In 1987, it was officially renamed as Bank of China Macau Branch.

In 1995, it was officially designated by the People's Bank of China as one of the two currency-issuing banks in Macau, alongside Banco Nacional Ultramarino.

In 2004, Bank of China Macau Branch was designated as a renminbi clearing bank.

In 2022, Bank of China (Macau) Limited was launched as the subsidiary for cross-border financial services.

== Note-issuing authority ==
Bank of China (Macau), together with Banco Nacional Ultramarino (BNU), is one of the two officially designated note-issuing banks in the Macao Special Administrative Region.
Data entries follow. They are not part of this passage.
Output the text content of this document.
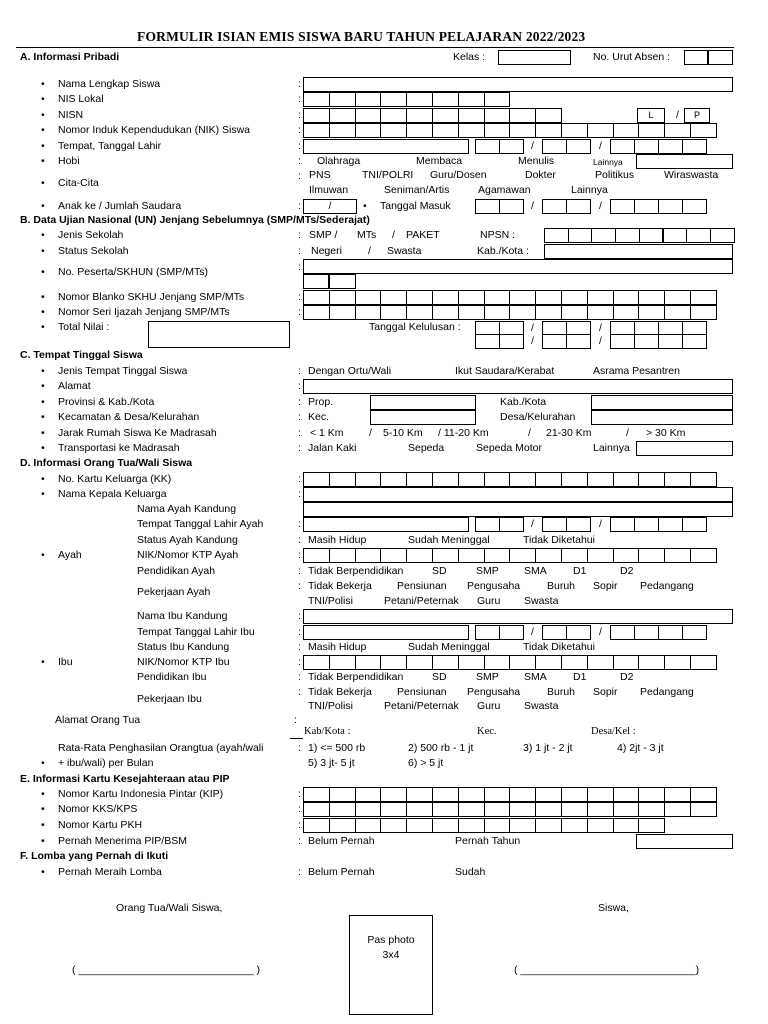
FORMULIR ISIAN EMIS SISWA BARU TAHUN PELAJARAN 2022/2023
A. Informasi Pribadi	Kelas :	No. Urut Absen :
• Nama Lengkap Siswa	:
• NIS Lokal	:
• NISN	:	L	/	P
• Nomor Induk Kependudukan (NIK) Siswa	:
• Tempat, Tanggal Lahir	:	/	/
• Hobi	: Olahraga	Membaca	Menulis	Lainnya
• Cita-Cita
: PNS	TNI/POLRI Guru/Dosen	Dokter	Politikus	Wiraswasta
Ilmuwan	Seniman/Artis	Agamawan	Lainnya
• Anak ke / Jumlah Saudara	:	/
•	Tanggal Masuk	/	/
B. Data Ujian Nasional (UN) Jenjang Sebelumnya (SMP/MTs/Sederajat)
• Jenis Sekolah	: SMP / MTs / PAKET	NPSN :
• Status Sekolah	: Negeri / Swasta	Kab./Kota :
• No. Peserta/SKHUN (SMP/MTs)	:
• Nomor Blanko SKHU Jenjang SMP/MTs	:
• Nomor Seri Ijazah Jenjang SMP/MTs	:
• Total Nilai :	Tanggal Kelulusan :	/	/
/	/
C. Tempat Tinggal Siswa
• Jenis Tempat Tinggal Siswa	: Dengan Ortu/Wali	Ikut Saudara/Kerabat	Asrama Pesantren
• Alamat	:
• Provinsi & Kab./Kota	: Prop.	Kab./Kota
• Kecamatan & Desa/Kelurahan	: Kec.	Desa/Kelurahan
• Jarak Rumah Siswa Ke Madrasah	: < 1 Km / 5-10 Km / 11-20 Km	/ 21-30 Km	/ > 30 Km
• Transportasi ke Madrasah	: Jalan Kaki	Sepeda	Sepeda Motor	Lainnya
D. Informasi Orang Tua/Wali Siswa
• No. Kartu Keluarga (KK)	:
• Nama Kepala Keluarga	:
Nama Ayah Kandung
Tempat Tanggal Lahir Ayah	:	/	/
Status Ayah Kandung	: Masih Hidup	Sudah Meninggal	Tidak Diketahui
• Ayah	NIK/Nomor KTP Ayah	:
Pendidikan Ayah	: Tidak Berpendidikan	SD	SMP SMA D1	D2
Pekerjaan Ayah	: Tidak Bekerja Pensiunan Pengusaha	Buruh Sopir Pedangang
TNI/Polisi	Petani/Peternak Guru Swasta
Nama Ibu Kandung	:
Tempat Tanggal Lahir Ibu	:	/	/
Status Ibu Kandung	: Masih Hidup	Sudah Meninggal	Tidak Diketahui
• Ibu	NIK/Nomor KTP Ibu	:
Pendidikan Ibu	: Tidak Berpendidikan	SD	SMP SMA D1	D2
Pekerjaan Ibu
: Tidak Bekerja Pensiunan Pengusaha	Buruh Sopir Pedangang
TNI/Polisi	Petani/Peternak Guru Swasta
Alamat Orang Tua	:
Kab/Kota :	Kec.	Desa/Kel :
Rata-Rata Penghasilan Orangtua (ayah/wali	: 1) <= 500 rb	2) 500 rb - 1 jt	3) 1 jt - 2 jt	4) 2jt - 3 jt
• + ibu/wali) per Bulan	5) 3 jt- 5 jt	6) > 5 jt
E. Informasi Kartu Kesejahteraan atau PIP
• Nomor Kartu Indonesia Pintar (KIP)	:
• Nomor KKS/KPS	:
• Nomor Kartu PKH	:
• Pernah Menerima PIP/BSM	: Belum Pernah	Pernah Tahun
F. Lomba yang Pernah di Ikuti
• Pernah Meraih Lomba	: Belum Pernah	Sudah
Orang Tua/Wali Siswa,	Siswa,
Pas photo
3x4
( ______________________________ )	( ______________________________)
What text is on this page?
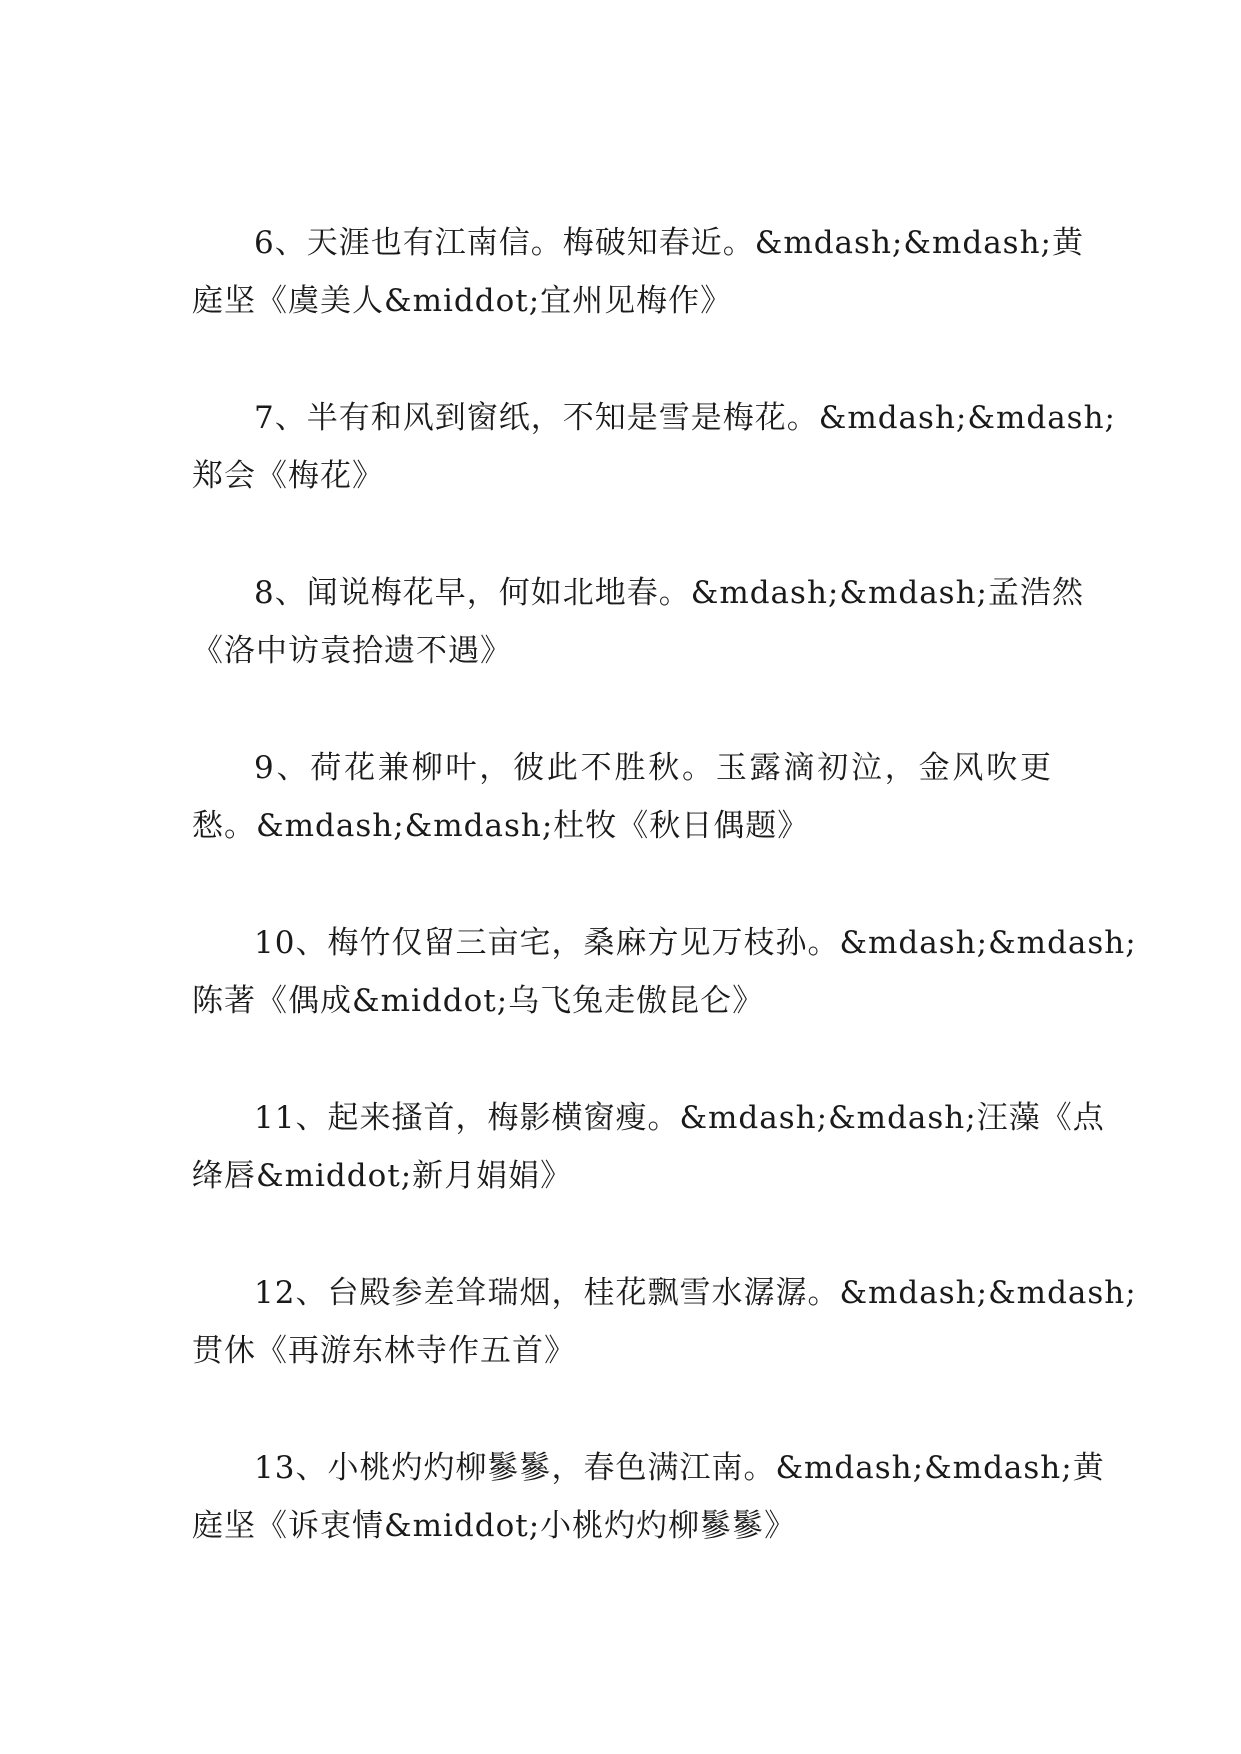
6、天涯也有江南信。梅破知春近。&mdash;&mdash;黄
庭坚《虞美人&middot;宜州见梅作》

7、半有和风到窗纸，不知是雪是梅花。&mdash;&mdash;
郑会《梅花》

8、闻说梅花早，何如北地春。&mdash;&mdash;孟浩然
《洛中访袁拾遗不遇》

9、荷花兼柳叶，彼此不胜秋。玉露滴初泣，金风吹更
愁。&mdash;&mdash;杜牧《秋日偶题》

10、梅竹仅留三亩宅，桑麻方见万枝孙。&mdash;&mdash;
陈著《偶成&middot;乌飞兔走傲昆仑》

11、起来搔首，梅影横窗瘦。&mdash;&mdash;汪藻《点
绛唇&middot;新月娟娟》

12、台殿参差耸瑞烟，桂花飘雪水潺潺。&mdash;&mdash;
贯休《再游东林寺作五首》

13、小桃灼灼柳鬖鬖，春色满江南。&mdash;&mdash;黄
庭坚《诉衷情&middot;小桃灼灼柳鬖鬖》
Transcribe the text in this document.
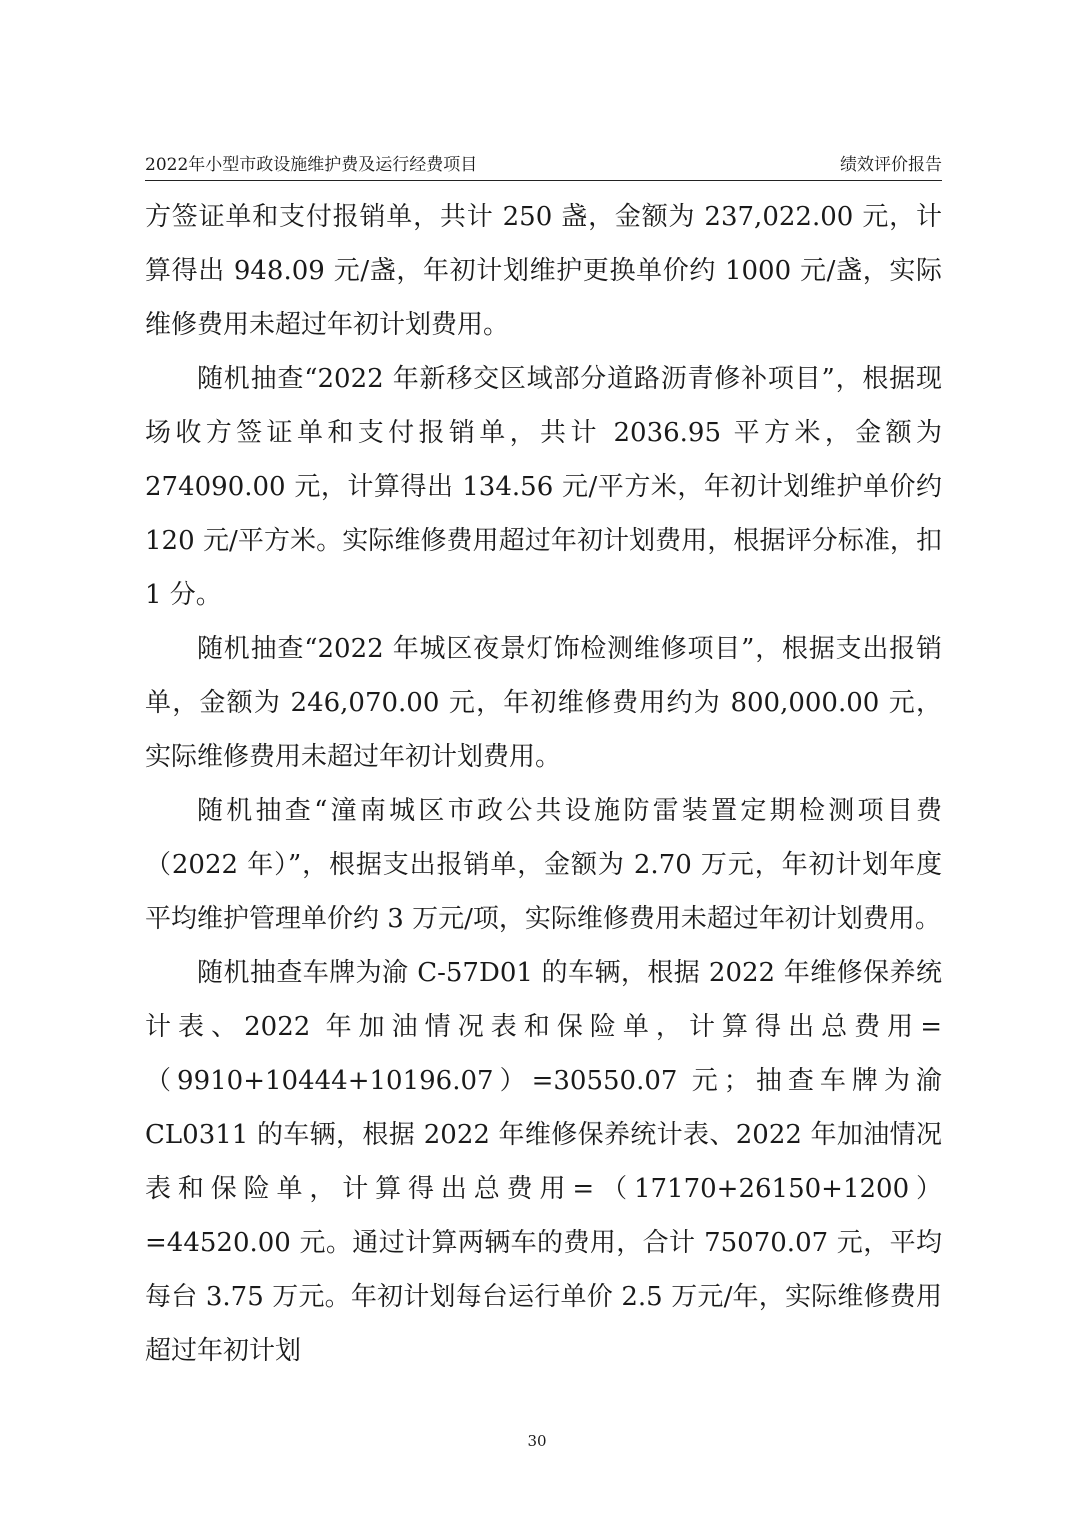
2022年小型市政设施维护费及运行经费项目	绩效评价报告

方签证单和支付报销单，共计 250 盏，金额为 237,022.00 元，计算得出 948.09 元/盏，年初计划维护更换单价约 1000 元/盏，实际维修费用未超过年初计划费用。

随机抽查“2022 年新移交区域部分道路沥青修补项目”，根据现场收方签证单和支付报销单，共计 2036.95 平方米，金额为 274090.00 元，计算得出 134.56 元/平方米，年初计划维护单价约 120 元/平方米。实际维修费用超过年初计划费用，根据评分标准，扣 1 分。

随机抽查“2022 年城区夜景灯饰检测维修项目”，根据支出报销单，金额为 246,070.00 元，年初维修费用约为 800,000.00 元，实际维修费用未超过年初计划费用。

随机抽查“潼南城区市政公共设施防雷装置定期检测项目费（2022 年）”，根据支出报销单，金额为 2.70 万元，年初计划年度平均维护管理单价约 3 万元/项，实际维修费用未超过年初计划费用。

随机抽查车牌为渝 C-57D01 的车辆，根据 2022 年维修保养统计表、2022 年加油情况表和保险单，计算得出总费用=（9910+10444+10196.07）=30550.07 元；抽查车牌为渝 CL0311 的车辆，根据 2022 年维修保养统计表、2022 年加油情况表和保险单，计算得出总费用=（17170+26150+1200）=44520.00 元。通过计算两辆车的费用，合计 75070.07 元，平均每台 3.75 万元。年初计划每台运行单价 2.5 万元/年，实际维修费用超过年初计划

30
The right to issue currency was granted by the Government of Macau through the Monetary Authority of Macao (AMCM), and Bank of China (Macau) began issuing Macanese patacas (MOP) on 16 October 1995. Prior to that, BNU had been the sole note-issuing authority in Macao since the late 19th century.

Under the legal framework governing currency issuance in Macao, both BOC (Macau) and BNU sign periodic agreements with the AMCM, allowing them to issue banknotes in parallel. The latest extension of these agreements was signed in 2020, enabling the two banks to continue issuing legal tender in Macao at least until 15 October 2030. Banknotes issued by BOC (Macau) and BNU have equal legal tender status and circulate side by side, though they differ in design and security features.

Bank of China (Macau) issues banknotes in denominations of MOP 10, 20, 50, 100, 500, and 1,000. In addition to regular banknotes, it has issued multiple commemorative notes, such as the 2008 Beijing Olympics series, the 20th anniversary of Handover of Macau in 2019.

The banknotes are printed by Hong Kong Note Printing. They incorporate enhanced security features such as color shifting inks, watermarks, windowed security threads, microprinting, and complex background patterns.